L'arrivée des «Taxis-sisters» a complètement changé le visage du secteur des transports urbains sous le monopole des hommes jusqu'en 2007. Ces amazones ont fini aujourd'hui par s'imposer. Et malgré leurs nombreuses contraintes liées à leur appartenance à la gent féminine, elles parviennent à tirer leur épingle du jeu tout en alliant leur travail de chauffeur et leur devoir de femmes au foyer.
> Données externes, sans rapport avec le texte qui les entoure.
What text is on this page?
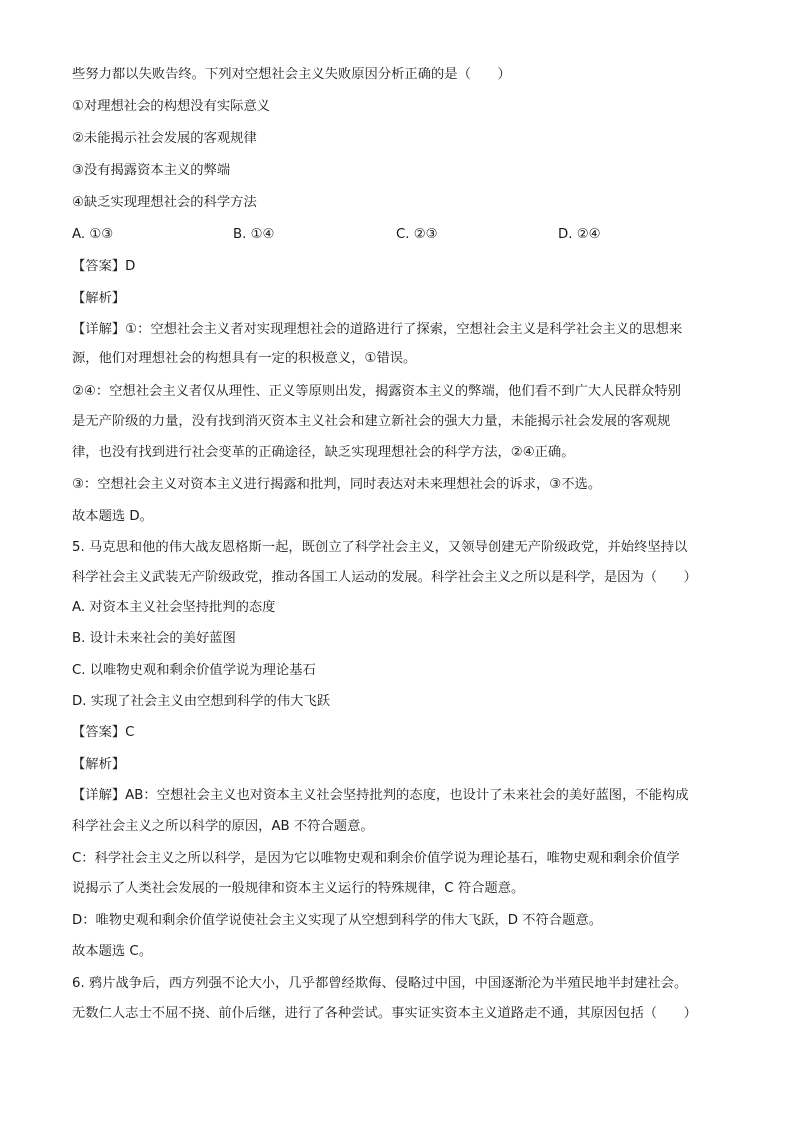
些努力都以失败告终。下列对空想社会主义失败原因分析正确的是（　　）
①对理想社会的构想没有实际意义
②未能揭示社会发展的客观规律
③没有揭露资本主义的弊端
④缺乏实现理想社会的科学方法
A. ①③	B. ①④	C. ②③	D. ②④
【答案】D
【解析】
【详解】①：空想社会主义者对实现理想社会的道路进行了探索，空想社会主义是科学社会主义的思想来
源，他们对理想社会的构想具有一定的积极意义，①错误。
②④：空想社会主义者仅从理性、正义等原则出发，揭露资本主义的弊端，他们看不到广大人民群众特别
是无产阶级的力量，没有找到消灭资本主义社会和建立新社会的强大力量，未能揭示社会发展的客观规
律，也没有找到进行社会变革的正确途径，缺乏实现理想社会的科学方法，②④正确。
③：空想社会主义对资本主义进行揭露和批判，同时表达对未来理想社会的诉求，③不选。
故本题选 D。
5. 马克思和他的伟大战友恩格斯一起，既创立了科学社会主义，又领导创建无产阶级政党，并始终坚持以
科学社会主义武装无产阶级政党，推动各国工人运动的发展。科学社会主义之所以是科学，是因为（　　）
A. 对资本主义社会坚持批判的态度
B. 设计未来社会的美好蓝图
C. 以唯物史观和剩余价值学说为理论基石
D. 实现了社会主义由空想到科学的伟大飞跃
【答案】C
【解析】
【详解】AB：空想社会主义也对资本主义社会坚持批判的态度，也设计了未来社会的美好蓝图，不能构成
科学社会主义之所以科学的原因，AB 不符合题意。
C：科学社会主义之所以科学，是因为它以唯物史观和剩余价值学说为理论基石，唯物史观和剩余价值学
说揭示了人类社会发展的一般规律和资本主义运行的特殊规律，C 符合题意。
D：唯物史观和剩余价值学说使社会主义实现了从空想到科学的伟大飞跃，D 不符合题意。
故本题选 C。
6. 鸦片战争后，西方列强不论大小，几乎都曾经欺侮、侵略过中国，中国逐渐沦为半殖民地半封建社会。
无数仁人志士不屈不挠、前仆后继，进行了各种尝试。事实证实资本主义道路走不通，其原因包括（　　）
Depuis trois ans, le paysage du transport dakarois a pris de nouveaux couleurs avec l'apparition des «Taxis-sisters». Ces dames se sont mises au volant de taxis typiquement féminins, à la faveur d'un projet lancé sous le magistère d’Aïda Mbodj. Alors ministre de la Femme, elle a eu l’ambition de doter les femmes de taxis, payables sur une période de 5 ans.
Quelques années plus tard, le projet roule, les femmes au volant. En face de l'hôtel Téranga, le fief qu'elles se sont arrogé en plein centre-ville de Dakar, quelques-unes d'entre ces «sisters» taxiwomen stationnent quotidiennement leur véhicule, attendant des clients. Quand nous sommes passés les visiter, avant-hier, elles nous ont chaleureusement accueillis. A l’abri dans un des taxis, sous une pluie battante qui avait donné à Dakar sa grisaille des mauvais jours.
Taille moyenne, teint clair, Marième Tall, présidente de Groupement d'intérêt économique (Gie) «Taxi-Sister» souligne qu’il n’est pas donné à la première venue d’être «Taxi-sister». Les critères étaient draconiens pour prétendre être au volant d’un de ces véhicules de transport. «Pour être bénéficiaire, il fallait avoir un permis de conduire transport en commun, bien connaître la ville, avoir de l'expérience dans le milieu du transport», confie-t-elle. Des conditions très sélectives puisque sur les 100 postulantes à l'époque, seule une dizaine a été finalement reçue. Elles ont du subir ensuite une formation pratique de trois mois. Une formation qui leur a permis d’acquérir une carapace. En effet, malgré la fixation des horaires d'activité en fonction du statut matrimonial, elles travaillent du matin au soir. Les femmes mariées laissant à leurs collègues célibataires la tranche horaire nocturne. Ces dames sillonnent toutes les rues de Dakar et ne se reposent que le week-end, déclare pompeusement Madjiguène Samb, «taxi-sister» qui se distingue à son teint noir et surtout à sa coiffure rasta.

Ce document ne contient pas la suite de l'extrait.